The Syriac Christianization of a Medical Greek Recipe: From Barbaros Hera to the “Apostles’ Ointment”
The Syriac Christianization of a Medical Greek Recipe: From Barbaros Hera to the “Apostles’ Ointment”

Author(s): Daniel Asade, Paola Druille
Subject(s): History, Language studies, Language and Literature Studies
Published by: Wydawnictwo Uniwersytetu Łódzkiego
Keywords: Apostles’ Ointment; The Book of Medicines; Syriac; Greek tradition

Summary/Abstract: During the Late antiquity, several works by Galen (2nd–3th CE.) were translated into Syriac for the first time by Sergius of Rēšʽaynā (6th CE.), starting up the Hippocratic-Galenic medicine in Syriac Language.
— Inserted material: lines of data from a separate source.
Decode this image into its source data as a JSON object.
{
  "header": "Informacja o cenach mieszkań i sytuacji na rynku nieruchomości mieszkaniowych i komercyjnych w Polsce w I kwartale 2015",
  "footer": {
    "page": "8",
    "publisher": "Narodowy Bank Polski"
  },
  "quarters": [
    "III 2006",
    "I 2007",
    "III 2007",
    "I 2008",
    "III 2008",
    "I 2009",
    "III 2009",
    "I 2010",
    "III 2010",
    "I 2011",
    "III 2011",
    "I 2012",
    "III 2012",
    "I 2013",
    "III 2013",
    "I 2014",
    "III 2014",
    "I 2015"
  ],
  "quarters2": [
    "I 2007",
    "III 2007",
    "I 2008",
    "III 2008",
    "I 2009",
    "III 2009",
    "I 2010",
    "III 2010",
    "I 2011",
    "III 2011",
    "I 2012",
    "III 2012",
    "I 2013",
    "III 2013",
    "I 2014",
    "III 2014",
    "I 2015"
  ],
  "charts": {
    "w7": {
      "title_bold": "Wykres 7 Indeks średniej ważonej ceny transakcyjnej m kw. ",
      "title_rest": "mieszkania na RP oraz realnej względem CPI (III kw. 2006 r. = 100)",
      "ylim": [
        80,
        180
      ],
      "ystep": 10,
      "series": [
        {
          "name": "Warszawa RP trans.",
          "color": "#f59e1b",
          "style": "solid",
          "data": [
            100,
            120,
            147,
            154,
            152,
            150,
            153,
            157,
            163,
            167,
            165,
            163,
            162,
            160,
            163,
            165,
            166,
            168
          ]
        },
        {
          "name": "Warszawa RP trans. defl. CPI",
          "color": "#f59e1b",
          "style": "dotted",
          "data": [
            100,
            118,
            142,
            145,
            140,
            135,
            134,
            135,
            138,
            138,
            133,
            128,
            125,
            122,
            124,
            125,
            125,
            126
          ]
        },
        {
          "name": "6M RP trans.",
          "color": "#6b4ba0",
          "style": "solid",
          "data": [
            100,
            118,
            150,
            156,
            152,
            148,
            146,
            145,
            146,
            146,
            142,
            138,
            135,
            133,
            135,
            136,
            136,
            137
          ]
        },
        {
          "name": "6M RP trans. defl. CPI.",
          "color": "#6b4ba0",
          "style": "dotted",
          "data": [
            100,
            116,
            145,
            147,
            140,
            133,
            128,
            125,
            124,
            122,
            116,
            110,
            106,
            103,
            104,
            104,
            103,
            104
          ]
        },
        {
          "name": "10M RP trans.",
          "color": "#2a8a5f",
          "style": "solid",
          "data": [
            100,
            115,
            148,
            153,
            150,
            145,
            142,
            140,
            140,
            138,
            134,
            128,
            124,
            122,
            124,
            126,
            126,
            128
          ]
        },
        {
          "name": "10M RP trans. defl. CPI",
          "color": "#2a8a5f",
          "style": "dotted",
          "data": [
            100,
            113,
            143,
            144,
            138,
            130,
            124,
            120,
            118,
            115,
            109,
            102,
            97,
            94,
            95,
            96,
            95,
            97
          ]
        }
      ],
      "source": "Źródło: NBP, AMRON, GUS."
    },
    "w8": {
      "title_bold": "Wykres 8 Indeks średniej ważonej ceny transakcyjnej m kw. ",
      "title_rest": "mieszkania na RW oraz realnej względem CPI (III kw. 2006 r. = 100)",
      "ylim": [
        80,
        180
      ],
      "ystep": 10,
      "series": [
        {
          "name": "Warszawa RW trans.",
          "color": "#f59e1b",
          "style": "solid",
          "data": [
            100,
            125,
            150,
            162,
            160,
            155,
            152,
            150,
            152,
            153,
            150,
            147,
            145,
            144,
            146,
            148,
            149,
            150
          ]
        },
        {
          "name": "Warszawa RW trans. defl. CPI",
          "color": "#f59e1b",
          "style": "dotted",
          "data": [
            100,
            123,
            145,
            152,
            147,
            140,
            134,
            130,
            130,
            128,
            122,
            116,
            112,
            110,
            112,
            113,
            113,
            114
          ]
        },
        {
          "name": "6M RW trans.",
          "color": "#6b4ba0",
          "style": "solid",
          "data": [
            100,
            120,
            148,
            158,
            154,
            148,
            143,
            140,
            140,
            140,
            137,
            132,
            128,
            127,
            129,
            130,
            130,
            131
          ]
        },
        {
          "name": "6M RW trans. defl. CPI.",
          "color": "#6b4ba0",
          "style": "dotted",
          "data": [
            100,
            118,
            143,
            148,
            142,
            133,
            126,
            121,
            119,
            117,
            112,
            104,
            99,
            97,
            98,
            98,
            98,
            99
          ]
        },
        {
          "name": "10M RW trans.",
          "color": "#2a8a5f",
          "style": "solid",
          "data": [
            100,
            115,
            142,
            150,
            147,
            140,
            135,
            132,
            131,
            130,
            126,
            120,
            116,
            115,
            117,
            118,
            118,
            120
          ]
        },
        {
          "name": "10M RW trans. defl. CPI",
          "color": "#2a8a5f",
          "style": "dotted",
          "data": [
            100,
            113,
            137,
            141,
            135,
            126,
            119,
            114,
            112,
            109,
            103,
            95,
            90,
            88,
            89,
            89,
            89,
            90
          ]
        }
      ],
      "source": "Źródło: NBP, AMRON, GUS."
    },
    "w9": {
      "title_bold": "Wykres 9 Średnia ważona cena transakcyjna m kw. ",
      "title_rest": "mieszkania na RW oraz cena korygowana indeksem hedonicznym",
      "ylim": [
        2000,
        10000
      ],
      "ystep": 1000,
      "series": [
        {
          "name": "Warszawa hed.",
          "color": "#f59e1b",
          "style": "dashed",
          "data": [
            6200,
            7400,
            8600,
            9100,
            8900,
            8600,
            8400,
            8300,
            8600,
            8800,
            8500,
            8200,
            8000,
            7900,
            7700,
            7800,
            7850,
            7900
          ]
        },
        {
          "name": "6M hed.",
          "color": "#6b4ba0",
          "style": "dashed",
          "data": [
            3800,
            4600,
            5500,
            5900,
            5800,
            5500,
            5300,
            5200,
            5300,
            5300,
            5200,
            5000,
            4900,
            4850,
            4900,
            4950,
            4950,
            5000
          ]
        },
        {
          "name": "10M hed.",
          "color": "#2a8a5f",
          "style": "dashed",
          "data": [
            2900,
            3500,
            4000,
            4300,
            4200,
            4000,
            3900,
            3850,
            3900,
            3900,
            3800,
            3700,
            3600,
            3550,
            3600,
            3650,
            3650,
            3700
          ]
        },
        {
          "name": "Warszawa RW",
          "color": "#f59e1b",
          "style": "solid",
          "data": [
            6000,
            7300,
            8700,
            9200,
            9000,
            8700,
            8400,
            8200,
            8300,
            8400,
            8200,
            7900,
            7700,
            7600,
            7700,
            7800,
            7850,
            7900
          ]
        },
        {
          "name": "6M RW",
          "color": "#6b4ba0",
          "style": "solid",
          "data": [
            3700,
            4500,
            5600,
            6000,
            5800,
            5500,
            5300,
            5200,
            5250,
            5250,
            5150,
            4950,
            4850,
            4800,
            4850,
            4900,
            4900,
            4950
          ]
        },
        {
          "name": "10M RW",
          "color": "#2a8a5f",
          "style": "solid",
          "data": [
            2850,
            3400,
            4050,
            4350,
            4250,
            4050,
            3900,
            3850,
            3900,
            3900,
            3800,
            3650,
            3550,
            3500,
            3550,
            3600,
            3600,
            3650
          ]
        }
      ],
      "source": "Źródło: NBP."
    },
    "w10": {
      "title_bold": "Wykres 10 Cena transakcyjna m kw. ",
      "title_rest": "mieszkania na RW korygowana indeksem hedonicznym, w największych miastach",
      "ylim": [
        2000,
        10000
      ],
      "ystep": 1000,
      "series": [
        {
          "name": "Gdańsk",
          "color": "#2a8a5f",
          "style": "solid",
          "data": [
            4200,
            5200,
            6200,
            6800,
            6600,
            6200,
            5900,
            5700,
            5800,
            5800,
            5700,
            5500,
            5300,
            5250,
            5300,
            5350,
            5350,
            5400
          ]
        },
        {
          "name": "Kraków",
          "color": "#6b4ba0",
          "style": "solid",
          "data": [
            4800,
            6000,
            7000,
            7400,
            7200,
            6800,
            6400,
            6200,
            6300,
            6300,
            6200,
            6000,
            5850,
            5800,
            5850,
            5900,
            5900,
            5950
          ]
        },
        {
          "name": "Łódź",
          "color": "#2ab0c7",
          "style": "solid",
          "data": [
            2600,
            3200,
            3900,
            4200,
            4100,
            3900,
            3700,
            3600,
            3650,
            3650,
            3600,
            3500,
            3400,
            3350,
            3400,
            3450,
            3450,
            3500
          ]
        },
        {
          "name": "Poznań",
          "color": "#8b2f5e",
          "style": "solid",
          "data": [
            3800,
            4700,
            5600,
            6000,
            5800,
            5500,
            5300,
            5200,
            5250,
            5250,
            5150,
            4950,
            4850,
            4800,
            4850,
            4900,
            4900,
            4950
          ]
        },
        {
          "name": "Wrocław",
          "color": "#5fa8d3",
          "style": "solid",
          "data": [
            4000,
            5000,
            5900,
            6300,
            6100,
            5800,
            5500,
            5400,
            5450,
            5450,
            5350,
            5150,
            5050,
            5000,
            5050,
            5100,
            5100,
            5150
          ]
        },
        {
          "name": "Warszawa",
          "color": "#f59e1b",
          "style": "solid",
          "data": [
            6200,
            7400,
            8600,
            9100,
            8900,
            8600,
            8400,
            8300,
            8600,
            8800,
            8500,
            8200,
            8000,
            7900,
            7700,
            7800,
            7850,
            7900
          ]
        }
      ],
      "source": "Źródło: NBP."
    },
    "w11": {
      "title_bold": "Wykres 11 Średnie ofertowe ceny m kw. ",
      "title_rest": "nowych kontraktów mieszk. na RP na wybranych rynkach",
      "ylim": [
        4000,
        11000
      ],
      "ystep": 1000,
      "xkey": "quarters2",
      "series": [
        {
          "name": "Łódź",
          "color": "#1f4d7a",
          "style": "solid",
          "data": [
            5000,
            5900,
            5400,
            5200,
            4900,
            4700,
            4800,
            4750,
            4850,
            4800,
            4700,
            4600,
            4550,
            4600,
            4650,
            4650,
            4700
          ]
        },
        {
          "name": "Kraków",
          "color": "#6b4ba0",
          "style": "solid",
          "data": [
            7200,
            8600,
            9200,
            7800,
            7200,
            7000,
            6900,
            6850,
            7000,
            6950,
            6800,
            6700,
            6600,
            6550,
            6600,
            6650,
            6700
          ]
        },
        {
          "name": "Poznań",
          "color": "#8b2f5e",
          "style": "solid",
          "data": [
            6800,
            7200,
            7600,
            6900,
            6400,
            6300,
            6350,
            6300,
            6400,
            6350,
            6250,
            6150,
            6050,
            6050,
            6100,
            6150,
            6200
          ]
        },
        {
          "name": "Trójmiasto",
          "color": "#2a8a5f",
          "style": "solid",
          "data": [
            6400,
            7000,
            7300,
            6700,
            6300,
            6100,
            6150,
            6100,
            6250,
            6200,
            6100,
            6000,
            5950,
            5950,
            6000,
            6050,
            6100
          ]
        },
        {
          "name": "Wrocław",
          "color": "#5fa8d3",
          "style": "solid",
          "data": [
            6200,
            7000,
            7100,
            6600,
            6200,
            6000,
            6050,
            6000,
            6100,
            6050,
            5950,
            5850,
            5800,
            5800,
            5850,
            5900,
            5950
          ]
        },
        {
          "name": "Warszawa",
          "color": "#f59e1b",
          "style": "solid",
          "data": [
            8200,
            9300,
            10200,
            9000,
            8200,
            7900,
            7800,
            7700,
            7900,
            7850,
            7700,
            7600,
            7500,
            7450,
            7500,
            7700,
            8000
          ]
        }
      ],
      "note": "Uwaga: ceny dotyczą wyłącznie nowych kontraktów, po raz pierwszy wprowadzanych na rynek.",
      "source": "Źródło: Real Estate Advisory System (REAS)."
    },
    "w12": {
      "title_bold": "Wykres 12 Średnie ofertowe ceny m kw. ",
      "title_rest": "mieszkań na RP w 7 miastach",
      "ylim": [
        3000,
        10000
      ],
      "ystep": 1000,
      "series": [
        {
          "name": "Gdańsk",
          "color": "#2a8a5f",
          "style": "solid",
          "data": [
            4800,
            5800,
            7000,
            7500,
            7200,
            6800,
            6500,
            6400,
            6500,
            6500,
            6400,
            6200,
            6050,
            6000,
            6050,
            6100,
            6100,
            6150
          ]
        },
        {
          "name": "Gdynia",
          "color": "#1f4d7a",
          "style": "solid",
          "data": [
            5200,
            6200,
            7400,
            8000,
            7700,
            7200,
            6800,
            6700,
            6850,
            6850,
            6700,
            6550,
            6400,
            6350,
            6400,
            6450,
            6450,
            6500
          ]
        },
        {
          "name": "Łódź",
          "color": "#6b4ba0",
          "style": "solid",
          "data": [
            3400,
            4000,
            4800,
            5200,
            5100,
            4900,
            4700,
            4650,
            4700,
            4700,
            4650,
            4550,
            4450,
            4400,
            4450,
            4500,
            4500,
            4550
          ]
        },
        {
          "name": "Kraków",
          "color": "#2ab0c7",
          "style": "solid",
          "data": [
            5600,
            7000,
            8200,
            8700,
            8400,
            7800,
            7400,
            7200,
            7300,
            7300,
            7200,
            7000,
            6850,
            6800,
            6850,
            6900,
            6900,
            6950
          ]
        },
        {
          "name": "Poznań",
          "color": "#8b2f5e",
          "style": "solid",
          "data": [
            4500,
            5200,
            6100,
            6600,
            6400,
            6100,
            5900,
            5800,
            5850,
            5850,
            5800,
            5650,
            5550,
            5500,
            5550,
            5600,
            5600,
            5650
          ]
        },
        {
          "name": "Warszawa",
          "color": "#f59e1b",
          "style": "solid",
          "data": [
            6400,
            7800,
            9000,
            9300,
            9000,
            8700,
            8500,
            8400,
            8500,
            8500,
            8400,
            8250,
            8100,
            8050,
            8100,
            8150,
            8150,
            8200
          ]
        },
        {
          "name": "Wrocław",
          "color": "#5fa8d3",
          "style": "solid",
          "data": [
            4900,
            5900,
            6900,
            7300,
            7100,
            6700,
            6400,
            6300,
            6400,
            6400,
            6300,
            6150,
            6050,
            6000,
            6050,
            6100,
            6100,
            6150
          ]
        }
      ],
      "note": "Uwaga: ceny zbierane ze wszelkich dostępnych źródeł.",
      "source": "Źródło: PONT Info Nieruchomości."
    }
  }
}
Based on these translations, there arouse novel versions of compound medicines in Syriac, such as the “Apostles’ Ointment” which is found in The Book of Medicines, possibly from Abassid period, edited and translated by E.A.W. Budge in 1913, which contains more ancient Syriac medical prescriptions. The textual pharmaceutical study regarding the therapeutic uses and qualitative composition of the ‘Apostles’ Ointment’, and its comparison with a kind of plaster (barbaros) which appears in various Late antiquity Greek recipes (Galen, Oribasius, Aetius of Amida, and Paul of Aegina), reveal the micro-transformations suffered to a new and final Syriac Christian version which we here introduce.